QUERO SER PLASTINADO

“O anatomista Gunther von Hagens concede entrevista coletiva na véspera da abertura de sua exposição “Body Worlds” (“Mundo dos Corpos”) na Alemanha”.
Numa dessas noites , quase vinte e três horas , quando todos da casa já estão dormindo , e quando nenhum programa na TV satisfaz , e o controle remoto permite uma navegação quase louca pelas dezenas de canais à disposição dos assinantes , dei de cara com um dos belíssimos trabalhos do “Dr Morte” , como é chamado o anatomista  Gunter Von Hagens.
E, durante mais de uma hora, assisti ao documentário da National Geographic , “Enigmas da Morte “ , e pude satisfazer minha curiosidade sobre a técnica chamada plastinação .
Essa técnica , inventada por Von Hagens, quando ainda era um estudante de Medicina ( a primeira experiência foi com um rim) , permite substituir a carne por matéria plástica , com manutenção da cor original dos tecidos , propiciando mostra de anatomia pura , sem putrefação nem odores , com a carne aparecendo despida da pessoa e oferecida para a aproximação asséptica.
Admirador que sou da complexidade que envolve o funcionamento do corpo humano e certo de que ali está uma das maiores obras do Criador , fiquei boquiaberto diante de corpos plastinados , expostos artisticamente , permitindo a nós, leigos , termos uma ideia real e palpável daquelas fantásticas estruturas.
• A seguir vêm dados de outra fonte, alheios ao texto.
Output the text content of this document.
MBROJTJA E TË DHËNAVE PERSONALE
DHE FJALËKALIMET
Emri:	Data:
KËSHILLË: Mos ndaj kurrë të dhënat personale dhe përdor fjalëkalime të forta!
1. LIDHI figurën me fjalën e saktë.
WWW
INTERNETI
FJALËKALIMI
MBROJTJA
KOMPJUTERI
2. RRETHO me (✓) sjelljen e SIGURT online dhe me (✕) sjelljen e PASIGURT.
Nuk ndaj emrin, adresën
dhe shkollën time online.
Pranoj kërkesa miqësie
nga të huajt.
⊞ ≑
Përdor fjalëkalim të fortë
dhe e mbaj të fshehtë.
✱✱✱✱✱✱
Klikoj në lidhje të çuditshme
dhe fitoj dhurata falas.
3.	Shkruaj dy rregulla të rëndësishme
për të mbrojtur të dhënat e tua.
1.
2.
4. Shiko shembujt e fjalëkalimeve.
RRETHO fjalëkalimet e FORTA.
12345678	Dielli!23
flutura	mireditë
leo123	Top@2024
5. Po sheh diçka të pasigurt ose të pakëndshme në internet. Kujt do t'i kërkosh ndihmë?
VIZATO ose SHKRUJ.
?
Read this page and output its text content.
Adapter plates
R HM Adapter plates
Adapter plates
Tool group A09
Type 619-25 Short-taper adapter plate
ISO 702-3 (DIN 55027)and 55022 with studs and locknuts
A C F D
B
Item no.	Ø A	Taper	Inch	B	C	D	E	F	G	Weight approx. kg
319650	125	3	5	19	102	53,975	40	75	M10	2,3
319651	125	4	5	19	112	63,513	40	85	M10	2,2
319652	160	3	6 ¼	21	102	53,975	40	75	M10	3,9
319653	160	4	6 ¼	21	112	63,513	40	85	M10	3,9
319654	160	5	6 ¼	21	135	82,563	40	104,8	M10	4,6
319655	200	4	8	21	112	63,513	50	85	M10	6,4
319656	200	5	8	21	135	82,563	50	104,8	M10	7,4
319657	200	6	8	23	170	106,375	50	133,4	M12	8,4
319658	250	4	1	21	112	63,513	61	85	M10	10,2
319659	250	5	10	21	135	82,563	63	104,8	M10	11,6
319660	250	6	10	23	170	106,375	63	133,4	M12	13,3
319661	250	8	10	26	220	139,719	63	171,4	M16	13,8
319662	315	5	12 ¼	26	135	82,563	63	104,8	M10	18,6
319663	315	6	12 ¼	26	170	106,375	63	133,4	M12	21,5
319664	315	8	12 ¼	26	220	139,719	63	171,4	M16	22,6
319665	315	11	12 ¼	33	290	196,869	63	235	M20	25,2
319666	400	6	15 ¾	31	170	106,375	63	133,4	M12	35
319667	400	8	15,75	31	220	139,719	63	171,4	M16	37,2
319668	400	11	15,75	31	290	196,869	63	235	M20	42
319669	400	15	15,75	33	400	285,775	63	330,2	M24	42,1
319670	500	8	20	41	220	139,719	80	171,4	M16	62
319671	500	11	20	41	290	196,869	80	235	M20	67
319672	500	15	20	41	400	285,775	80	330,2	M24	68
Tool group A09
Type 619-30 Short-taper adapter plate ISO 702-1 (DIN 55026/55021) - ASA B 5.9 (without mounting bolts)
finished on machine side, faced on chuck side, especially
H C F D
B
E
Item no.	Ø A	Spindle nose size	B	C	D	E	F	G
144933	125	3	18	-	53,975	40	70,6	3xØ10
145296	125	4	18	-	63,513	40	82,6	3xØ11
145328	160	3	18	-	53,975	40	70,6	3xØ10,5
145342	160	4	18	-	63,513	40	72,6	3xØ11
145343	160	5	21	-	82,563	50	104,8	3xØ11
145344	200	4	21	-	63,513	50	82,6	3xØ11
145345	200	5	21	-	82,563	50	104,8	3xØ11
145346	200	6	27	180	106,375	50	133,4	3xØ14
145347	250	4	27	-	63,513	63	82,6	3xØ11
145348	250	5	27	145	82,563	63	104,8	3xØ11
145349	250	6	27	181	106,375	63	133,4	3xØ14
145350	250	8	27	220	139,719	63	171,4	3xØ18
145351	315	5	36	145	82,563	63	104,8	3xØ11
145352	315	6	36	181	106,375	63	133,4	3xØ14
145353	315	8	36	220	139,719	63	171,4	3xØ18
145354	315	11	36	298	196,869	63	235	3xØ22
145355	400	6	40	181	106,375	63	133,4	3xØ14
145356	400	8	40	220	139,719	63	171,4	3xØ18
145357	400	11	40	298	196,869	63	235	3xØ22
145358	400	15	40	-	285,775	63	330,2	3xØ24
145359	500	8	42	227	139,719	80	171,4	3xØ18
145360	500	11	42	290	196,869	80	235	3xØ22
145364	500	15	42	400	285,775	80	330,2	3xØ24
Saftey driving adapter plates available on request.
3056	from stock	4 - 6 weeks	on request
O artista/anatomista — no império de plastinação que criou em Dalian , na China , onde prepara um corpo por dia , corpos esses , milhares , que são devida e legalmente doados — ao preparar um corpo , torna-o irreconhecível , não identificável , uma carcaça que será preparada para assumir poses como , por exemplo , a de um esportista em ação , ou alguém cavalgando um cavalo ou sobre um camelo .
Gosto muito , e me satisfaz a ideia de saber que meu cadáver , mesmo não podendo ser identificado , poderá resistir ao tempo numa forma tridimensional tão útil, exuberante e bela .
É ridícula a reação daqueles que se colocam como espiritualistas , que dizem acreditar em vida da alma após a morte, mas que, na prática, ficam horrorizados com qualquer forma de utilização do corpo humano. É inconcebível haver pessoas que acham normal ver corpos despedaçados em filmes sanguinolentos, mas não conseguem aceitar um trabalho que “ trata de reconstituir a beleza sob a pele — e não rompê-la com requintes de coreografia“ , como diz Von Hagens .
Tenho a esperança de , um dia , poder ver uma das diversas exposições que Gunther vem fazendo pelo mundo , apesar dos protestos de bioéticos como os britânicos Sandy Thomas e Tom Shakespeare que o acusam, dentre outras coisas , de voyeurista.
Maurice Maeterlink disse que, tão logo expressamos uma coisa com palavras , estranhamente ela como que se desvaloriza .
Assim é a obra monumental de Von Hagens : penso ser impossível traduzir em palavras as múltiplas sensações que seus plastinados cadáveres fazem ecoar nas mentes e nos corações daqueles que têm o privilégio de estar com eles.
Eu gostaria de ser plastinado e deixar meu corpo tornar-se uma obra de arte ao invés de ser devorado pelos vermes.